Luke was happy to leave behind his ill-considered words, and the jumbled thoughts and alarming feelings that had followed them. “How did the Empire respond to Wialu?” he asked. “Is that when you left Lucazec?”
“No, not until later,” said Akanah. “Tagge tried to force us to come to him by destroying our relationship with our neighbors. Lucazec was an open-immigration world then, and tolerant—or so we thought. We shopped in villages nearest to ours and hired workers from them. Tagge placed agents in those villages, to kill house animals, and set fires, and turn the waters bitter, and make other strange things happen.”
“And then blame the Fallanassi,” Luke guessed.
“Yes. The Empire's agents whispered against us, until those who'd been our friends feared us. The workers stopped coming to our village, and three of our circle were attacked when they went to Jisasu for food and to sell our medicines.
“That was when my mother sent me away--not to protect me, because she and the others could protect the children well enough. But she didn't want to expose me to the hate that surrounded us then. I was one of five who were sent away, to friends on Paig, to schools on Teyr or Carratos.”
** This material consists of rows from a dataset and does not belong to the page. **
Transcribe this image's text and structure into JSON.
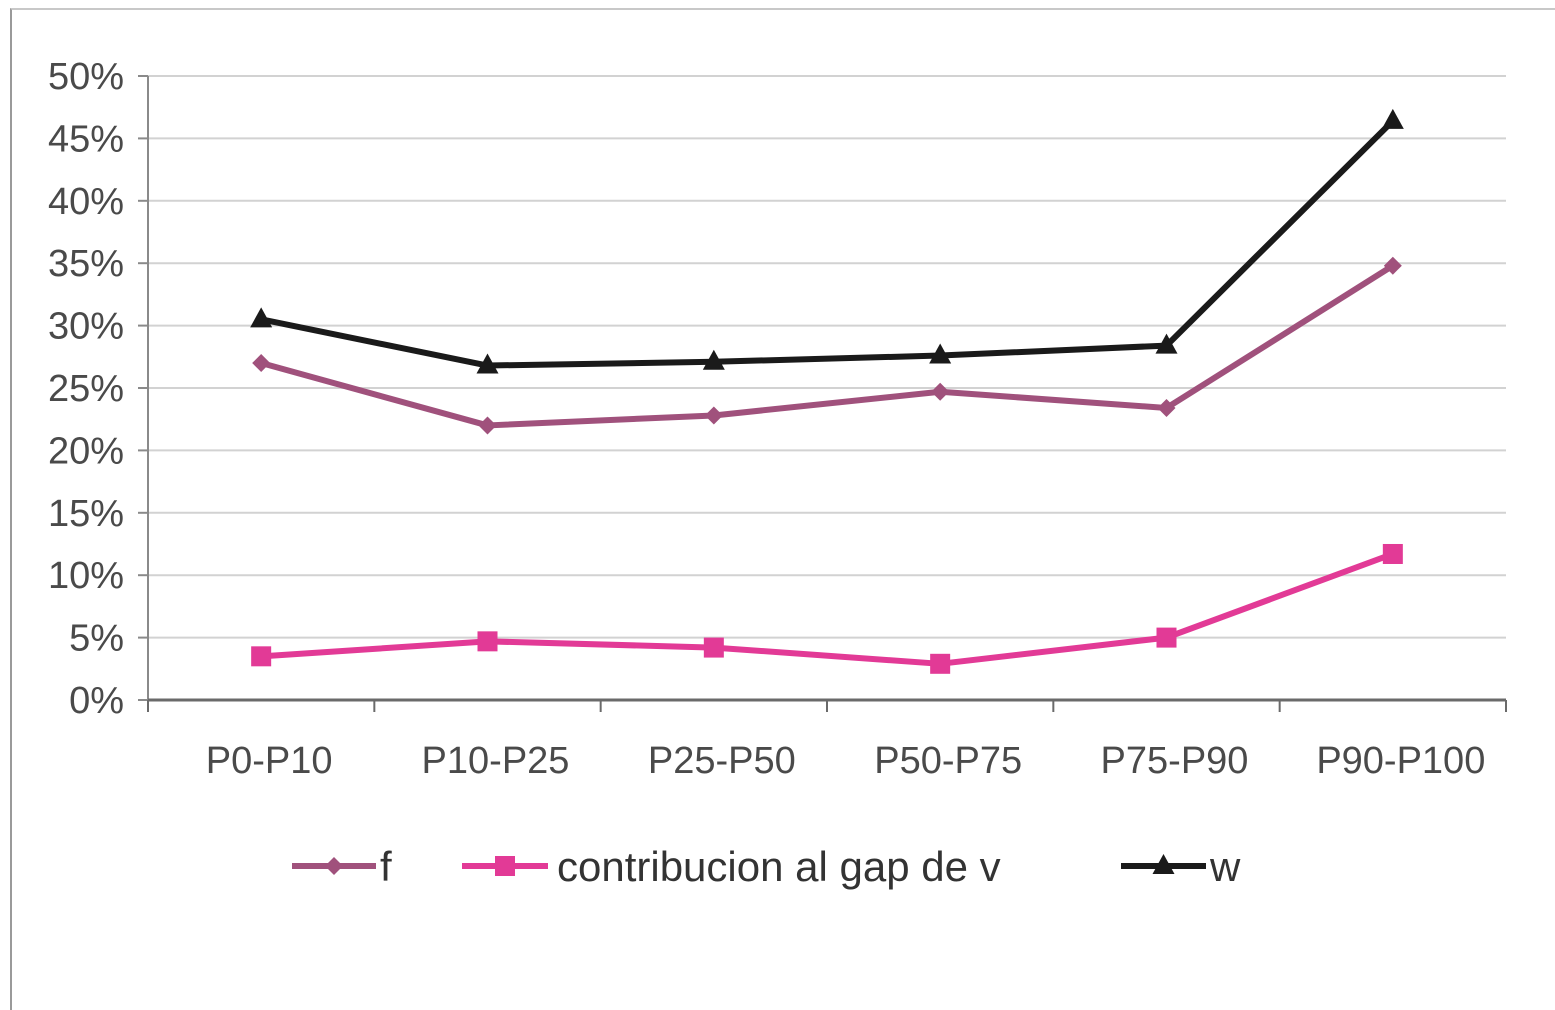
{
  "chart_data": {
    "type": "line",
    "categories": [
      "P0-P10",
      "P10-P25",
      "P25-P50",
      "P50-P75",
      "P75-P90",
      "P90-P100"
    ],
    "series": [
      {
        "name": "f",
        "values": [
          27.0,
          22.0,
          22.8,
          24.7,
          23.4,
          34.8
        ],
        "color": "#a0517c",
        "marker": "diamond"
      },
      {
        "name": "contribucion al gap de v",
        "values": [
          3.5,
          4.7,
          4.2,
          2.9,
          5.0,
          11.7
        ],
        "color": "#e23a96",
        "marker": "square"
      },
      {
        "name": "w",
        "values": [
          30.5,
          26.8,
          27.1,
          27.6,
          28.4,
          46.4
        ],
        "color": "#1a1a1a",
        "marker": "triangle"
      }
    ],
    "y_ticks": [
      "0%",
      "5%",
      "10%",
      "15%",
      "20%",
      "25%",
      "30%",
      "35%",
      "40%",
      "45%",
      "50%"
    ],
    "ylim": [
      0,
      50
    ],
    "grid": true,
    "legend_position": "bottom"
  }
}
“How many of you went to Carratos?”
“Only me,” Akanah said. She smiled sadly, her eyes bright with tears. “They were to send for us when Lucazec was peaceful again, or come for us when they headed for a new home.”
“But they never did.”
“No. I never heard from any of the body again.” She shook her head. “I don't know why.”
“And you still don't know what happened?”
“All I was ever able to learn is that they left Lucazec, that our vi
llage was abandoned and in ruins. I couldn't even find the other children, on Teyr and Paig. I think the circle came for them. I think I was the only one left behind.” She tried to say it matter-of-factly, but the hurt still showed.
“Or maybe you're the only one the Empire didn't find. Have you considered that?”
“I have tried not to think about that,” Akanah said, looking past him to the pale brown disk of Lucazec. “I would rather be the only one left behind than the only one left alive.”
The region of Lucazec that Akanah called the North Plateau had no true spaceport. Luke was directed to set the Mud Sloth down at a quiet little airfield identified only by its latitude and longitude. There he and Akanah were met by three men wearing drab brown clothing so similar one to the next that it might as well have been a uniform.
They identified themselves as the airfield marshal, the district censor, and the port magistrate. The censor had a small recorder, into which he both spoke and repeated their answers. “Point of origin.”
“Coruscant,” said Luke.
“Registry of your vessel.”
“Carratos,” Akanah supplied.
“Do you affirm that you are both citizens of the New Republic?”
“We are,” said Luke.
“Purpose of your visit.”
“Research,” said Akanah. “Archaeological research.”
“No digging is permitted without a license from the proctor of history,” the magistrate warned them. “All artifacts must be submitted to the Office of the Proctor so that the appropriate taxes can be determined. Evasion of antiquities taxes is a state crime punishable by—” Luke made a small gesture, slicing the air with his fingertips. “We are aware of the regulations, Magistrate.”
“What? Yes, of course,” the magistrate said, and lapsed into silence.
Luke turned to the shortest of the three men.
“Marshal, I would like to arrange for my ship to be hangared. I wouldn't want any curious children to accidently injure themselves.”